— На схватке начина-а-аем тужиться… Ну, давай! — и так надавила на ногу Улрике, что чуть не разорвала пополам. Эбергард попятился к дверям. Улрике кричала так, словно внутри нее что-то рвалось и лопалось. — Всё! — акушерка цапнула Улрике за руку. — Поднимайся рожать, — подталкивала к ржавому, облупленному приспособлению из досок, колесиков и шестеренок, застеленному салфеткой, — когда успели застелить? — на ногах Улрике уже оказались серые бахилы, ее тяжело вели, тащили, словно шар, как по горячему песку, зажмуренно от боли, вернулась врач: уже начали? — Эбергард выбрался в коридор; тужься, тужься! кричали — умница! Тужься, еще давай!!! Улрике начала кричать взрывами, так, словно ее отгрызали кусками — ногу! руку, — кричала голосом какого-то животного, врач выглянула: не хотите зайти и поддержать голову? — у Эбергарда на глазах проступили слезы — почему? Девочка не может умереть, Улрике не может умереть.
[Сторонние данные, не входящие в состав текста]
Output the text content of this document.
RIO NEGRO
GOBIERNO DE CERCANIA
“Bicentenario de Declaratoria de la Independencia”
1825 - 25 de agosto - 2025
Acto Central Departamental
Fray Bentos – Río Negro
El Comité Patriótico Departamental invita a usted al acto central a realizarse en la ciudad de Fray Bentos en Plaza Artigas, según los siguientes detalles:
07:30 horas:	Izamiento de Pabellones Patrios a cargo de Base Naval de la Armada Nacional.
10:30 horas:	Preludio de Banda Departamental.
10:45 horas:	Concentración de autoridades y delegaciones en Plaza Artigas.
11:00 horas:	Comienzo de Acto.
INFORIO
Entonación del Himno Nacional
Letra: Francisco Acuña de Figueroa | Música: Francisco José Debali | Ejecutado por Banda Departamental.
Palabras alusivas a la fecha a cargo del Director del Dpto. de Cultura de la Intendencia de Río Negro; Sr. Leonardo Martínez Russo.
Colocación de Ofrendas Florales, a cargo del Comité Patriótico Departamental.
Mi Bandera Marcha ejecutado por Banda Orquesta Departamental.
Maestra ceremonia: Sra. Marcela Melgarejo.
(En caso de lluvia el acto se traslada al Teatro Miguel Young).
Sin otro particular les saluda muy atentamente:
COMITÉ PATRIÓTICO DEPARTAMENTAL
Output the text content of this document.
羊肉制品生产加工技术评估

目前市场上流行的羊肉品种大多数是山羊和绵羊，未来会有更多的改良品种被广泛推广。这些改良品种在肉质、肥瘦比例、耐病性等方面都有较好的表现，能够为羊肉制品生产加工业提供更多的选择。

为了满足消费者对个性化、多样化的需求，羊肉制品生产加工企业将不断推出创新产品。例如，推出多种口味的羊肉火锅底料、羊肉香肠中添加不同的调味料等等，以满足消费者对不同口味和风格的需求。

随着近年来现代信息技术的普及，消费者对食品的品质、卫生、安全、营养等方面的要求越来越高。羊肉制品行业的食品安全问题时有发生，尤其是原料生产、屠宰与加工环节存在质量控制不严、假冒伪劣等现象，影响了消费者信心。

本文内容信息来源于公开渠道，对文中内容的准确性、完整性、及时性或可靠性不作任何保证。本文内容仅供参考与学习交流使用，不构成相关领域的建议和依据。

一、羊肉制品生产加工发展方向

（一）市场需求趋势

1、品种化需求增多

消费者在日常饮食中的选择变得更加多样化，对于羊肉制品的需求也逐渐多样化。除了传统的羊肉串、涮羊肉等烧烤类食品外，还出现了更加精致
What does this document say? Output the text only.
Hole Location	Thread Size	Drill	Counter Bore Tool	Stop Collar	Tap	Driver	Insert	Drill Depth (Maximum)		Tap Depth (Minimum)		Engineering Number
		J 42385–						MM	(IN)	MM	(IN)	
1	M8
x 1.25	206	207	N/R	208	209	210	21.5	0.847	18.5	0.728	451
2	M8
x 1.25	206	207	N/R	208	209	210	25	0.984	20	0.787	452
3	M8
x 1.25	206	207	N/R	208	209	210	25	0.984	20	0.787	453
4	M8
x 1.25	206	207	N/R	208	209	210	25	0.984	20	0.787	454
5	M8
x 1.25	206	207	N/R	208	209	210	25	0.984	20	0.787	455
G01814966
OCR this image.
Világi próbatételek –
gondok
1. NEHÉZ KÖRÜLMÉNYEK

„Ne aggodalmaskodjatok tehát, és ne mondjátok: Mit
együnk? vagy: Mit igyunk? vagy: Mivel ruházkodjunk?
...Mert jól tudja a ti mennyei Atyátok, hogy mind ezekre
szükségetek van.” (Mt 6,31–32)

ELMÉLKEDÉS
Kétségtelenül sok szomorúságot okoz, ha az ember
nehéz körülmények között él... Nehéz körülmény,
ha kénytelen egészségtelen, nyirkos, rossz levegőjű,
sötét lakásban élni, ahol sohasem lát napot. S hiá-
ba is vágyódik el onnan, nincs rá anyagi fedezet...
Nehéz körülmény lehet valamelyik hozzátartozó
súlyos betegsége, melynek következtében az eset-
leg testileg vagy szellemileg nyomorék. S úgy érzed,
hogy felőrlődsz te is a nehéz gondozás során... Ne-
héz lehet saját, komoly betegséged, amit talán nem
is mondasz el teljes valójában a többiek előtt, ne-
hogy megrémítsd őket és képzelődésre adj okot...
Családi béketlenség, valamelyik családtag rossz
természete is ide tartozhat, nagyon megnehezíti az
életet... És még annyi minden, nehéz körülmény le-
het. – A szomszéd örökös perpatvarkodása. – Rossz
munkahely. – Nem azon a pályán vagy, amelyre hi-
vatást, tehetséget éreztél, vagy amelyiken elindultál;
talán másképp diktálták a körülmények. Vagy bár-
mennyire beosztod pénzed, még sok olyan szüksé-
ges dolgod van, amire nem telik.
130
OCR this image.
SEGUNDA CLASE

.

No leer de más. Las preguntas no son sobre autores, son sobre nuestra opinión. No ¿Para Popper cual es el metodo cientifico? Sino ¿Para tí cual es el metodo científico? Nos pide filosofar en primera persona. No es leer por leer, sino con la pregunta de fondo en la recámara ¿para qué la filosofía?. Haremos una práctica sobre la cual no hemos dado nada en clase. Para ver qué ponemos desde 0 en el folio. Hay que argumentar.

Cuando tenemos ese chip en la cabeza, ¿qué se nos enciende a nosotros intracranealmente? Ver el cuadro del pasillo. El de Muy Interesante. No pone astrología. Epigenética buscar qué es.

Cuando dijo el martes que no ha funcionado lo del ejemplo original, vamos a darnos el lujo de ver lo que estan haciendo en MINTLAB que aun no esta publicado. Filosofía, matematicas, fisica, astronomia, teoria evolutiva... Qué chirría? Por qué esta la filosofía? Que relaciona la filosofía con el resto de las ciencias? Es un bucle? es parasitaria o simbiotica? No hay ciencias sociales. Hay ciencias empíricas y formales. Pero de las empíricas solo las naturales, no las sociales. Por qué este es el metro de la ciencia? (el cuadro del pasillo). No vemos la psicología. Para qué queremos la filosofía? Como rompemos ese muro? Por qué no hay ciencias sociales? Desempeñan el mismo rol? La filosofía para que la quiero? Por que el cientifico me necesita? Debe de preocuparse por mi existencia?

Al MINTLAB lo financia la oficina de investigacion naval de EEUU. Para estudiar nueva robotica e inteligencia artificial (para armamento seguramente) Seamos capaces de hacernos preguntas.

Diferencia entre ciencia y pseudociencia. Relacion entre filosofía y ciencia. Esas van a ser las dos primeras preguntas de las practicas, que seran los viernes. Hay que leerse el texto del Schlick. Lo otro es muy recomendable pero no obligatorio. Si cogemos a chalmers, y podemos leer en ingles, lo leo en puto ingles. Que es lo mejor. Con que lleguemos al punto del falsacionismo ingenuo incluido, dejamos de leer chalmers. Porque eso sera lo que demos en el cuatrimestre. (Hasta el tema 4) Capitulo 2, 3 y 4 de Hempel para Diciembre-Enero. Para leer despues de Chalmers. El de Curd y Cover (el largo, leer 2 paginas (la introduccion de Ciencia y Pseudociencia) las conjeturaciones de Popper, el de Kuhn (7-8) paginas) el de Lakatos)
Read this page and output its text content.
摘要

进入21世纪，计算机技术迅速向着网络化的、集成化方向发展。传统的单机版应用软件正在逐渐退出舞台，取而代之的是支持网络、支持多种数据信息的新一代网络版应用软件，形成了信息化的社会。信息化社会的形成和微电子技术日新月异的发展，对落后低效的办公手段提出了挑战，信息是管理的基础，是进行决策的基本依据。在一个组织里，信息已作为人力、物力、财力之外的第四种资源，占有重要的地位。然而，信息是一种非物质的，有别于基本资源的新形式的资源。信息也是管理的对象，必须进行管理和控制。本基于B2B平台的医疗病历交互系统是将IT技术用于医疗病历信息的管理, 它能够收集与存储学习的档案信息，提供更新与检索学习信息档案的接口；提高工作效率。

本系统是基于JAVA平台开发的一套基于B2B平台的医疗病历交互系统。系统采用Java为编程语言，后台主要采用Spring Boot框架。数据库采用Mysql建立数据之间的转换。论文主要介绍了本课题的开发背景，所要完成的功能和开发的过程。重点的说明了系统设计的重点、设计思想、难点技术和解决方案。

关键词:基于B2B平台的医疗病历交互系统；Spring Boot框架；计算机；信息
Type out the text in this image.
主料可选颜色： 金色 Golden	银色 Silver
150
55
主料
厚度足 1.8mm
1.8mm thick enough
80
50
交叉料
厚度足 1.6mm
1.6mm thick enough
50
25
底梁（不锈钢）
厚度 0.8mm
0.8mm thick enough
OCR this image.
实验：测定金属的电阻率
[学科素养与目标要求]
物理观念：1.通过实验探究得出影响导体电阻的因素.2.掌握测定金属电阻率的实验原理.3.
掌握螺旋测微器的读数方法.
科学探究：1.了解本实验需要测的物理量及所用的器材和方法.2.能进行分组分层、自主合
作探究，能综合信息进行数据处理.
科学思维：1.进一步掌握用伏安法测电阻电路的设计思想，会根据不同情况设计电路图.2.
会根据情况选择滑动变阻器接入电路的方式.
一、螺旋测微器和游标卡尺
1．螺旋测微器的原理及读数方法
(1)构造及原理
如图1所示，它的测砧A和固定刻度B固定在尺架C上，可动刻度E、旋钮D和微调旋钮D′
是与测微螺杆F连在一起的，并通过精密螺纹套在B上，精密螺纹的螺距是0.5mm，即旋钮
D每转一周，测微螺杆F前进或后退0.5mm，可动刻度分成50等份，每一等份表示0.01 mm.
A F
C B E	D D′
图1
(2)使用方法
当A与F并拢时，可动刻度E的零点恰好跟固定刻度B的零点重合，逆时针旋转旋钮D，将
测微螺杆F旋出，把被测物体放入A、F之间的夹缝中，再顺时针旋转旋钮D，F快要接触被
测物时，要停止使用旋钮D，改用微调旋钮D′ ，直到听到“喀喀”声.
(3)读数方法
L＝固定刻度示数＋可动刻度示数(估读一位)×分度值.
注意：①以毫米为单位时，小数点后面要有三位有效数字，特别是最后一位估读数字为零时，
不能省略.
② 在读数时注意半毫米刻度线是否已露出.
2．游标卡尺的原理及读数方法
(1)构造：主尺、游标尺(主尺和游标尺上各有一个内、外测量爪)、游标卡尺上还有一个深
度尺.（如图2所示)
Он прошел по коридору дотуда, где над батареей светило окно, где собирались все крики из боксов и перемешивались между собой, только чей-то стон оставался отдельным: «Я не могу! Я не могу-у-у!» — в коридор выступила врач в маске:
— А где папа? Пусть идет смотрит на свою девочку.
Он пошел — не спеши, — и все на него смотрели; девочка — красная, с морщинистыми лапками — лежала на свету лампы и смотрела на Эбергарда, голова, поросшая, как кокосовый орех, фигурная верхняя губа, светлые синеватые глаза, опухшие веки. Гордый вид. Торчат редкие ресницы. Маленькая Улрике.
Обессиленная, окровавленная Улрике смотрела на девочку и вдруг окликнула его:
— Папа! — точно так же, как звала его Сигилд.
Акушерка ловко измерила пеленкой, взвесила, завернула и отдала девочку Эбергарду. Его отвели в детскую, где уже лежали на боках два малыша в прозрачных корытах, он смотрел на девочку, свою вторую дочку. Она раскрывала рот, показывала широкий язык, приподнимала веки и сонно всматривалась: кто ты? А Эбергард держал эту нежную, ощутимую, несомненную тяжесть — щенка, гусеницу, — слепой кусочек ворочался, искал удобств и жил у него на руках: а ведь это я втравил ее в это дело, понял он, в жизнь. Подошла акушерка:
— Красавица. Значит, твой папа очень любит маму, раз ты получилась.
Но все деньги остались в костюме в «узелочной», я потом.
Вышел, позвонил маме, купил красное яблоко, Павел Валентинович кивал «поздравляю», «поздравляю», «дай-то Бог!». Эбергард увидел: на балконе дома через дорогу, в теплом сумраке старушка стоит и курит, глядя на весенние ветки; он подумал: жизнь, живи этим, тем, что оттает земля, — и немного постоял, легким, но скоро всё вспомнил, послал адвокату «еду!»; год не видел бывшую жену — вот и свидимся, про Эрну боялся думать; в Европе и здесь аномальное тепло, прыскал дождик на снег, по автомобильному стеклу ртутно сползали капли, обещали еще холода, но неуверенно, ни разу в эту зиму на коньках, и в прошлую; хотелось купить газету, но это минус тридцать секунд, он разыскивал взглядом красивые лица (если находил, то рассматривал не только лица) студенток, розовощеким, голоногим потоком хлещущих по тротуарам в сторону университета; паспорт — потрогал карман: есть; постояли у светофора и повернули — к суду. Эбергард сидел неподвижно, но понимал, что у него трясутся руки, молчал, но понимал, что у него дрожит голос, — иди; ворвался в суд, в коридоре второго этажа разминулся с незнакомой женщиной в белом свитере, оказавшейся Сигилд; специалисты опеки, почему-то сидевшие в коридоре, перекрасили волосы, его сцапала за руку адвокатша (красивая, неправдиво красивая, признавал он) и затолкала — сюда! — в пустующий зал заседаний, он занял судейский стол, смотрел в зарешеченное окно, стараясь не задеть коленом «тревожную» кнопку.